Cela étant dit, il y a lieu de reconnaître qu’en ce qui a trait à l’orientation et au développement carriérologique, Riverin-Simard (2011, 1992) a su traduire ce courant, entre autres choses, en identifiant quatre grandes stratégies d’action : analogique, relationnelle, organismique et transactionnelle dépendant de la fréquence et de l’intensité des interactions I <=> E : inexistantes, accidentelles ou voulues, occasionnelles ou constantes, mécaniques ou organiques. Mais il n’est guère évident pour cette autrice et ses collaborateurs si ces stratégies sont transcendantales ou cumulatives. Par exemple, dans Travail et personnalité, Riverin-Simard (1996) les présente comme des postures ou des étapes dans un cheminement, donc optionnelles et possiblement cumulatives.
Par ailleurs, du moins dans la francophonie et depuis une bonne décennie, la psychologie s’est tue, laissant, en quelque sorte, toute la scène à la sociologie – et quelques fois à la philosophie –pour expliquer les divers vécus humains et surtout les multiples problématiques que ceux-ci rencontrent comme l’assimilation, l’identité, le racisme, la violence. Il s’agit là de contributions fort pertinentes, mais trop souvent incomplètes, car faisant fi du regard davantage « microscopique » pour pleinement saisir la complexité d’un être humain. Dans cette veine, nous est venue essentiellement de la France une nouvelle expertise appelée psychosociologie. Or, à bien des égards dans cette interdisciplinarité, la psychologie s’avère le parent pauvre – par exemple, toute la dimension développementale y est généralement absente – comme le reflète bien le statut grammatical qui lui est réservé, soit celui d’un simple préfixe, c’est-à-dire psycho !

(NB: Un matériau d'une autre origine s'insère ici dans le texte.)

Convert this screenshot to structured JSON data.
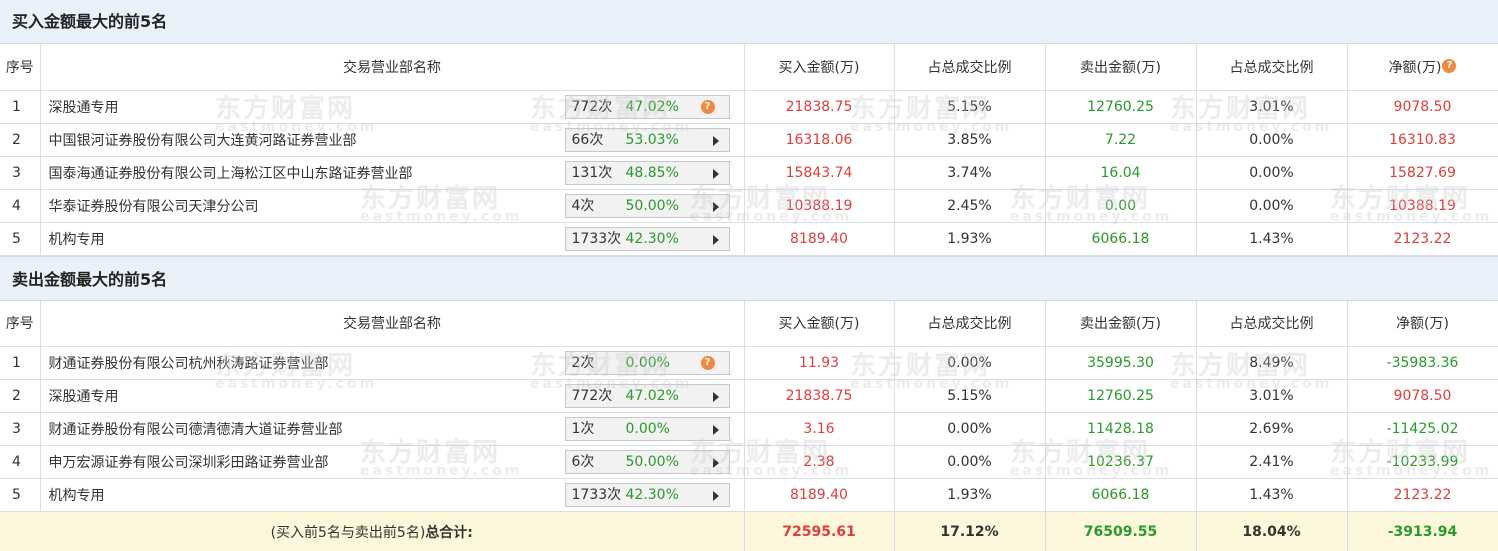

Oh! il est vrai que durant cette même décennie, il y a eu plusieurs publications en neuropsychologie fort intéressantes telles que Le bug humain, de Bohler (2019), mais ces écrits ont une nette tendance à tout réduire à des questions de gènes.
La traversée du Rubicon ou le non-retour
Or les Éditions MultiMondes viennent de publier L’intelligence collecte, le succès de Sapiens, de Henrich (2021). Après avoir enseigné l’économie et la psychologie au niveau universitaire et surtout après avoir complété un cursus doctoral en anthropologie impliquant plusieurs études terrain et par la suite de multiples simulations en laboratoire qu’il a menées ou observées un peu partout dans le monde, Henrich réhabilite brillamment la psychologie et indirectement la psychologie développementale en introduisant comme concept intégrateur la culture. Par culture, il entend « le large éventail de pratiques, de techniques, de méthodes, d’outils, de motivations, de valeurs et de croyances que l’humain acquiert en grandissant, le plus souvent en apprenant des autres » (p. 21).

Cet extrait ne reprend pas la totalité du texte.